L’Isthme de Miquelon-Langlade et le Grand Barachois
A l’Ouest les petites collines, constituées uniquement de sable fin, sont appelées localement «Buttereaux». Ils se sont vraisemblablement formés à la fin de la dernière glaciation alors que le niveau de la mer était inférieur au niveau actuel, étant donné l’énorme quantité d’eau encore immobilisée dans les glaciers, plus au nord. On peut se représenter la scène ainsi : une dune, très large, ce qui est vraisemblable étant donné la faible profondeur; le sable, déplacé par le vent, a fini par s’accumuler en buttereaux, bientôt fixés par une végétation adaptée, Sabline, Spartine, Oyats etc.

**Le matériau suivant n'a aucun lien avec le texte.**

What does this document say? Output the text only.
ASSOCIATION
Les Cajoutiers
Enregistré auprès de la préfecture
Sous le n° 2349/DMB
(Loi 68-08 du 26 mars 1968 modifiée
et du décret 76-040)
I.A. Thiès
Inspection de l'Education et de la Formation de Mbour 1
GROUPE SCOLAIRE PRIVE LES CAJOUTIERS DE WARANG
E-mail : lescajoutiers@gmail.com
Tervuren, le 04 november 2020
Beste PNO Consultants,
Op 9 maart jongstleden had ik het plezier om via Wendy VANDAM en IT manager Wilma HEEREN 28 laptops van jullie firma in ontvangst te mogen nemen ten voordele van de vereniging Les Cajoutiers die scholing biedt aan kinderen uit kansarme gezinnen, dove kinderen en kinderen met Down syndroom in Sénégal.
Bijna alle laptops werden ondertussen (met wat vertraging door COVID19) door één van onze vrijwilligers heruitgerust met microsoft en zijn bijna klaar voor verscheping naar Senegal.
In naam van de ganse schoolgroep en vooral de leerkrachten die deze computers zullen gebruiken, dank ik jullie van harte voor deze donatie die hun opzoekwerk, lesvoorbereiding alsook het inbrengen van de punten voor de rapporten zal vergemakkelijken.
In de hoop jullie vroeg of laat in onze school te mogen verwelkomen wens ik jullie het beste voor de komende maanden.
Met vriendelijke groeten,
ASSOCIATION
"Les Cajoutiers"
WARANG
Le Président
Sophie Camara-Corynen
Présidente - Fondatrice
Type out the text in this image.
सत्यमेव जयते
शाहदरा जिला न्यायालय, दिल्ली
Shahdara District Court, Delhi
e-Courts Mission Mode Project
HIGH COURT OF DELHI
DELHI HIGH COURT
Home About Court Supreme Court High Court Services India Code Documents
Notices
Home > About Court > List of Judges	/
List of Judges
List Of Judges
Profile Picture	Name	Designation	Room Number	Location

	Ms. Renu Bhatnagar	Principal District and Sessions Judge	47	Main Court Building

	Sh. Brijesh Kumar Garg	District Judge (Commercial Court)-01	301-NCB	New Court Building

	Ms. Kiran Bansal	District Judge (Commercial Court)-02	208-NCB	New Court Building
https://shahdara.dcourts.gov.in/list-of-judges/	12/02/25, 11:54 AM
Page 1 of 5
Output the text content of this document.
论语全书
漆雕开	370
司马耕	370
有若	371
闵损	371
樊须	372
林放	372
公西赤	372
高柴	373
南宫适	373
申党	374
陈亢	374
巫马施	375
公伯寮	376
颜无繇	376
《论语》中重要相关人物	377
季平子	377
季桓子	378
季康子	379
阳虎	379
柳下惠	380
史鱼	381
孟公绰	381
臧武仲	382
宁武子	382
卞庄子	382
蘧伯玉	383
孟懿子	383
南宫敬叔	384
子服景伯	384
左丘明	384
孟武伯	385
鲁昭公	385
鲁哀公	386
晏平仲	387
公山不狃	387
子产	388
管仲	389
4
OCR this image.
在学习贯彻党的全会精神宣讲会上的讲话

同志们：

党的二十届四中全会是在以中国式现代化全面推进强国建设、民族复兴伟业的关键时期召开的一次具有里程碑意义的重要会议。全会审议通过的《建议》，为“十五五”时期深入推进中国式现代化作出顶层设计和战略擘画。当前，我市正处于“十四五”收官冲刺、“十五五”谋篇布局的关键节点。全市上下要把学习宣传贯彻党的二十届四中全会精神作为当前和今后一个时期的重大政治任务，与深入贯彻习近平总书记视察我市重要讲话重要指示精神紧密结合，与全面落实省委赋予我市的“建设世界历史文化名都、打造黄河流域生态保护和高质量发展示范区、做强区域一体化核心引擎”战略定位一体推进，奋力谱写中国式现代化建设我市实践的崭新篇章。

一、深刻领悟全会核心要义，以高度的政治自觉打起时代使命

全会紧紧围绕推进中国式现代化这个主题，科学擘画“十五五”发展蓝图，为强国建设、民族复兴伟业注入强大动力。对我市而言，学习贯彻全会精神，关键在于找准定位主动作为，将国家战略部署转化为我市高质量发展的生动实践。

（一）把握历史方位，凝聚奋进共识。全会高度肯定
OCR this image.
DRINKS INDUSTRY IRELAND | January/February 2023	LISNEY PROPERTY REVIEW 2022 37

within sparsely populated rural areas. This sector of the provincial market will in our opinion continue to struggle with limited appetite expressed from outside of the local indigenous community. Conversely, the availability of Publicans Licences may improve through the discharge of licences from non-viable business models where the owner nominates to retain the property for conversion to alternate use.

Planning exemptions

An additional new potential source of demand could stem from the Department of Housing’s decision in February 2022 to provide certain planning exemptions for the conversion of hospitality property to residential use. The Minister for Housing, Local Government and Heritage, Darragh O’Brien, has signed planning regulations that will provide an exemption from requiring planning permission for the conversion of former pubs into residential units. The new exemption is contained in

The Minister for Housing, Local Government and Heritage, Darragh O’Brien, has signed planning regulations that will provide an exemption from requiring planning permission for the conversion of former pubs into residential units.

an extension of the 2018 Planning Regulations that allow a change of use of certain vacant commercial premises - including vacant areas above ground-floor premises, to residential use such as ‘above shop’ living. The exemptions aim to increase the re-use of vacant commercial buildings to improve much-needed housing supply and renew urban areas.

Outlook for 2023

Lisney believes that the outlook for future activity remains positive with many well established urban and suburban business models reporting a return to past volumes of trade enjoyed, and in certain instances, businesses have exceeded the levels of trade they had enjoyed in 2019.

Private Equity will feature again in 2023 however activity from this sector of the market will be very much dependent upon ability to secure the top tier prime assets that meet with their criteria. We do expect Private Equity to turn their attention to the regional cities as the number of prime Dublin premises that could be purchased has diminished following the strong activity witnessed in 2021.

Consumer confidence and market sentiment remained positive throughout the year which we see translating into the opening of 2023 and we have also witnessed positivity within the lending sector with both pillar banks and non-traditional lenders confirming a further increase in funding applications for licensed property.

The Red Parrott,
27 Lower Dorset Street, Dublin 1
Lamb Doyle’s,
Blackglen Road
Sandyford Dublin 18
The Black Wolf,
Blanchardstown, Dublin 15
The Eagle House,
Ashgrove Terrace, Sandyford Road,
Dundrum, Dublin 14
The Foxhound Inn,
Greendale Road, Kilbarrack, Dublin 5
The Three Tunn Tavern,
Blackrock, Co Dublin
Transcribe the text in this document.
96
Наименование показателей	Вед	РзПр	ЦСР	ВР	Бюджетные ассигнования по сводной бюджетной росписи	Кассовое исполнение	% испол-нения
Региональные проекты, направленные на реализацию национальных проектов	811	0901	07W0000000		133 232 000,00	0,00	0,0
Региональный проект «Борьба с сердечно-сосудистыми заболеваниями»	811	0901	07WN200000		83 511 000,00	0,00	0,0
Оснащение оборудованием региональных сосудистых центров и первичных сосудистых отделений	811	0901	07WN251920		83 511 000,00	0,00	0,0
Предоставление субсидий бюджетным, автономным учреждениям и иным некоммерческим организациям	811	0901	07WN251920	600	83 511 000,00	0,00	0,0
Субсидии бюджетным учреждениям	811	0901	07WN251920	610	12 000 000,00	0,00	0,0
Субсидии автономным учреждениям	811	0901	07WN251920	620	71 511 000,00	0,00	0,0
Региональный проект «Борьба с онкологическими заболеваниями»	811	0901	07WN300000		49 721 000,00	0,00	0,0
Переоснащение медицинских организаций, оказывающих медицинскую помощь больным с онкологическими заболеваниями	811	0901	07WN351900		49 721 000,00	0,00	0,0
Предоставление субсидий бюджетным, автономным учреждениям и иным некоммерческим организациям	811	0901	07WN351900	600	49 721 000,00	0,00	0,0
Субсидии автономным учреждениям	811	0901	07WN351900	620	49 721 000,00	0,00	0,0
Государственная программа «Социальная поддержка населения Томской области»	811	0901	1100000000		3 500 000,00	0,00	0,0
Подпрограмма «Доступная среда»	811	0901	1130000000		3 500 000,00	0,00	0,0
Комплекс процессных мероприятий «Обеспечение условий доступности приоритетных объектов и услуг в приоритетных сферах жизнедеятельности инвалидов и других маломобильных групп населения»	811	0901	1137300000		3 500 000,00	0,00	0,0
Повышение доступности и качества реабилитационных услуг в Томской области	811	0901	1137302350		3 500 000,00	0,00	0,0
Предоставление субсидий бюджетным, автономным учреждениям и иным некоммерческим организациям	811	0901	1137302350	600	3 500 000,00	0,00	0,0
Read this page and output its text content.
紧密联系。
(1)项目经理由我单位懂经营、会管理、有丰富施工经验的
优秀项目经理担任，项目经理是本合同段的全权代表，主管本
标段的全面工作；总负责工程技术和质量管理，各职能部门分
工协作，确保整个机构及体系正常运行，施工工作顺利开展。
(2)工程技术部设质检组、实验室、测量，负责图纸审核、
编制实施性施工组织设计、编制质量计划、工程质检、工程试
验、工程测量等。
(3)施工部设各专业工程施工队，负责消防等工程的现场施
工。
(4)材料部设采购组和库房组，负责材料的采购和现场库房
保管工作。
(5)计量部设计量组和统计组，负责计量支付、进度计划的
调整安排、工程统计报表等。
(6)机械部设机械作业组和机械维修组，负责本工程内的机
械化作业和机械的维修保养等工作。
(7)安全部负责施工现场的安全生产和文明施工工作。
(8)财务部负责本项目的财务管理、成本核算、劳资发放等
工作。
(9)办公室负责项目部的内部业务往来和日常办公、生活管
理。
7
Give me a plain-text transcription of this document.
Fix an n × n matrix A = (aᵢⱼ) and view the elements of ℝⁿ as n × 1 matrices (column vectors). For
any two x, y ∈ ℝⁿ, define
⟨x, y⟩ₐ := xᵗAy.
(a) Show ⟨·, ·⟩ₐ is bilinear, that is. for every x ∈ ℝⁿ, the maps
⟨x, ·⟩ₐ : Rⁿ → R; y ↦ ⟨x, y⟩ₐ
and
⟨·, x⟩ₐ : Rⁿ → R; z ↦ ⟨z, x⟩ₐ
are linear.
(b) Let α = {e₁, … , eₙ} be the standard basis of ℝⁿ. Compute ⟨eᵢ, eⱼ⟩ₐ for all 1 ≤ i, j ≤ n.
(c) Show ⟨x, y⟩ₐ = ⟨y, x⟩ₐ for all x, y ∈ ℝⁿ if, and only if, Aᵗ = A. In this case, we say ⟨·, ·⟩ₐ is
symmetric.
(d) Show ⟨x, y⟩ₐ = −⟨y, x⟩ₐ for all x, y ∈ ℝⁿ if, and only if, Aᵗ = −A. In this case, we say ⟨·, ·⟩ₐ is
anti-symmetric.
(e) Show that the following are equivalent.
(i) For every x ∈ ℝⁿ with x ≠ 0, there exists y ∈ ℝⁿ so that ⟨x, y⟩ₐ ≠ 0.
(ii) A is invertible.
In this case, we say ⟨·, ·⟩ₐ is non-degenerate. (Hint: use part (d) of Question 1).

Les buttereaux ont connu de nombreuses fluctuations, périodes d’érosion, et période d’apport de sable. L’époque actuelle est caractérisée par une érosion très importante qui menace de disparition la partie Nord. Pour essayer de remédier à cet état de chose, des travaux ont été entrepris depuis quelques années qui consistent à créer un «piège à sable» et ainsi tenter de «reprofiler» la dune à l’Ouest des buttereaux. L’érosion est également évidente à l’Est, notamment lors de forts vents de Nord-est en période de grande marée. La route, construite comme une «digue» depuis quelques années, le long de la côte, y a porté remède, sur environ les 2/3 de la côte.
Le Grand Barachois, inséré entre les deux bras de l’Isthme, est une lagune peu profonde parsemée de bancs de sable localisés dans sa partie sud-est et qui découvrent à marée basse. La profondeur, encore moindre dans sa partie Ouest, permet d’exposer une large plage de sable fin.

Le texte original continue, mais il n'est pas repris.